By a similar argument to the SVC case, the optimal $\beta$ is given by:

\[\hat{\beta} = \sum_{i = 1}^N \lambda_i y_i \mathbf{x}_i\]

By the complementary slackness requirement, $\lambda_i > 0$ only for those points $\mathbf{x}_i$ that satisfy:

\[y_i(\mathbf{x}_i^\top \beta + \beta_0) = 1 - \xi_i\]

These are called support vectors, and those with $\xi_i = 0$ will lie exactly on the margin. If $\lambda_i = C$, then if $\xi_i \leq 1$, the point will lie within the margin but be classified correctly. Otherwise, it is incorrectly classified.

The support vector machine is the classifier:

\[\begin{aligned} G(\mathbf{x}) &= \text{sign} \left( \mathbf{x}^\top \hat{\beta} + \hat{\beta}_0 \right) \\ &= \text{sign} \left( \mathbf{x}^\top \sum_{i = 1}^N \lambda_i y_i\mathbf{x}_i + \hat{\beta}_0 \right) \\ &= \text{sign} \left( \sum_{i = 1}^N \lambda_i y_i \mathbf{x}^\top \mathbf{x}_i + \hat{\beta}_0 \right) \\ \end{aligned}\]

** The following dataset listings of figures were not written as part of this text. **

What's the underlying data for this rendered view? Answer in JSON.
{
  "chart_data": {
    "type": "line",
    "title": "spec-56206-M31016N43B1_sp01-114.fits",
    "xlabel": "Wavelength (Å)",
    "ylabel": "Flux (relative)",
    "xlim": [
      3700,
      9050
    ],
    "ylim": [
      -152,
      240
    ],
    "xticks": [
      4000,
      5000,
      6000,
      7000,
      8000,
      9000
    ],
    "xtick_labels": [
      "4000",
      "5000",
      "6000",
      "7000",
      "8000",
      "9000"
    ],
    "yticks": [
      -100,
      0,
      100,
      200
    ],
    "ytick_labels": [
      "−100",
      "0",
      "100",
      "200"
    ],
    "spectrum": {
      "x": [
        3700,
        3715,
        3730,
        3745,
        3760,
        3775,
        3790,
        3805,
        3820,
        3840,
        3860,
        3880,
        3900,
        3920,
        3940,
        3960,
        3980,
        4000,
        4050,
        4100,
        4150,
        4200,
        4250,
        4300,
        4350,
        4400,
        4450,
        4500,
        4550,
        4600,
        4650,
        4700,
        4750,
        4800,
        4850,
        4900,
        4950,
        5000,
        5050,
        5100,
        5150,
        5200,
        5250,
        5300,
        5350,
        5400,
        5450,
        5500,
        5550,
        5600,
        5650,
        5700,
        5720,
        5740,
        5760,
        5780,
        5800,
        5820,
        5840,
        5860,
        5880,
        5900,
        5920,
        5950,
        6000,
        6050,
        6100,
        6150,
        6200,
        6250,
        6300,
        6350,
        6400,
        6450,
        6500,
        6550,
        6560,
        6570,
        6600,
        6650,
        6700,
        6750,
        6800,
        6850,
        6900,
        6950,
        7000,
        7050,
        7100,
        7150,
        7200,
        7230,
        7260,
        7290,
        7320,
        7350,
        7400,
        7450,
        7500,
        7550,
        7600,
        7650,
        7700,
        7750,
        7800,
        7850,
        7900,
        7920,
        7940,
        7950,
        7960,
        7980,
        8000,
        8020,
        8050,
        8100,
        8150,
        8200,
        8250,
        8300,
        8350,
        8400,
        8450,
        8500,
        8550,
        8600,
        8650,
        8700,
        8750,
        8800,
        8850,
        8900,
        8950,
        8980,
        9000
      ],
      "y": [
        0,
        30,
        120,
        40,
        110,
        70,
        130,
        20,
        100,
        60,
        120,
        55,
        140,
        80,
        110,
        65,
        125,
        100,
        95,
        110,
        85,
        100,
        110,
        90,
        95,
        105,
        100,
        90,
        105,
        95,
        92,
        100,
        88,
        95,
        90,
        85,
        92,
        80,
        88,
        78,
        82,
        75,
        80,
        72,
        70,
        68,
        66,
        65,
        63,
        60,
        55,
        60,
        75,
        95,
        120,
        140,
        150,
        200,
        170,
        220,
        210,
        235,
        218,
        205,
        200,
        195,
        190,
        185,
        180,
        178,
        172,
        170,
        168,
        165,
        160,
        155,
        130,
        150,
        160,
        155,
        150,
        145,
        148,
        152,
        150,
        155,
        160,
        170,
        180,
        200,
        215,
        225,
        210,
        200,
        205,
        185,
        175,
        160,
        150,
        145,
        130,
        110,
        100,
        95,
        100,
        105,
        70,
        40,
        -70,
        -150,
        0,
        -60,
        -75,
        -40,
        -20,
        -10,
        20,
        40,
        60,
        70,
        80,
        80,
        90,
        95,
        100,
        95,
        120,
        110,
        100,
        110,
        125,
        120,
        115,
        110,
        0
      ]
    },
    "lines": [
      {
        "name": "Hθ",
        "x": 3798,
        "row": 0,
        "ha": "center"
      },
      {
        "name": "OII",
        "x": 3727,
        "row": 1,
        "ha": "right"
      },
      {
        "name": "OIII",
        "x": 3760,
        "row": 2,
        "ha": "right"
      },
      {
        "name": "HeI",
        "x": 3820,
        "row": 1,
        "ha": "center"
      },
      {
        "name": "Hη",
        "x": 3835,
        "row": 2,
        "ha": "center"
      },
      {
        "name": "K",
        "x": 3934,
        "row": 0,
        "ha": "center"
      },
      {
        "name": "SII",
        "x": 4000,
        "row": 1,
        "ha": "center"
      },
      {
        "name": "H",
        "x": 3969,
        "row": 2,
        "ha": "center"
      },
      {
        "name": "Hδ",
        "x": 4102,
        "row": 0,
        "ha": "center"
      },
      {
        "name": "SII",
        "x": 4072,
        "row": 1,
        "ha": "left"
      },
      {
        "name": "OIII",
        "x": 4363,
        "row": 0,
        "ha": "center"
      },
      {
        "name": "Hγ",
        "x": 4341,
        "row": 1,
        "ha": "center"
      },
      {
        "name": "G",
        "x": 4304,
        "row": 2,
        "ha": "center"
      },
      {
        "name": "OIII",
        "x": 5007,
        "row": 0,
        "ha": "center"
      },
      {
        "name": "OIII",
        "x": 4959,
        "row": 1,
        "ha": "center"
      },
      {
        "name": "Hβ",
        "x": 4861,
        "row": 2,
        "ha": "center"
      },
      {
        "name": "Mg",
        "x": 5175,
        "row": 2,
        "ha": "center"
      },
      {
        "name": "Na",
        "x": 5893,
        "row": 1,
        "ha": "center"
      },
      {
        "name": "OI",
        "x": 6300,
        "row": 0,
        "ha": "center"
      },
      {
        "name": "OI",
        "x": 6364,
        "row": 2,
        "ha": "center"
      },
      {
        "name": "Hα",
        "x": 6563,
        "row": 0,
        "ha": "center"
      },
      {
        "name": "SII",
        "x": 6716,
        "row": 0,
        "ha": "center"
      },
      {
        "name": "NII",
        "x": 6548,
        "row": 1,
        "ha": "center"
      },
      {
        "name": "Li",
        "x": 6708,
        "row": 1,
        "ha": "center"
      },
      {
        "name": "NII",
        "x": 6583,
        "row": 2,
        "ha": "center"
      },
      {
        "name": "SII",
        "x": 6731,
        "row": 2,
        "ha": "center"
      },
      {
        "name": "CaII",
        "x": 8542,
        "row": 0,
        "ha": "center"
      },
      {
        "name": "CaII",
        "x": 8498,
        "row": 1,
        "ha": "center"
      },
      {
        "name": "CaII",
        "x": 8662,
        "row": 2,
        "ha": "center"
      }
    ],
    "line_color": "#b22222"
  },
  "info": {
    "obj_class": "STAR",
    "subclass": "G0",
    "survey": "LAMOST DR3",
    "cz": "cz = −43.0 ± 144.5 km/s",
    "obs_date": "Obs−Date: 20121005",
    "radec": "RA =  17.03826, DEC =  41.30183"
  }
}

where $C$ is left as a tuning parameter, and $\hat{\beta}$ and $\hat{\beta}_0$ are the solutions to Eq. \eqref{eq:svm-2}.

Extensions

The SVM can be extended beyond the inner product with respect to the Euclidean norm via the kernel trick. The classifier then becomes:

\[G(\mathbf{x}) = \text{sign} \left( \sum_{i = 1}^N \lambda_i y_i \mathcal{K}(h(\mathbf{x}), h(\mathbf{x}_i)) + \beta_0 \right)\]

for some choice of symmetric positive semi-definite kernel function $\mathcal{K}(\cdot, \cdot)$.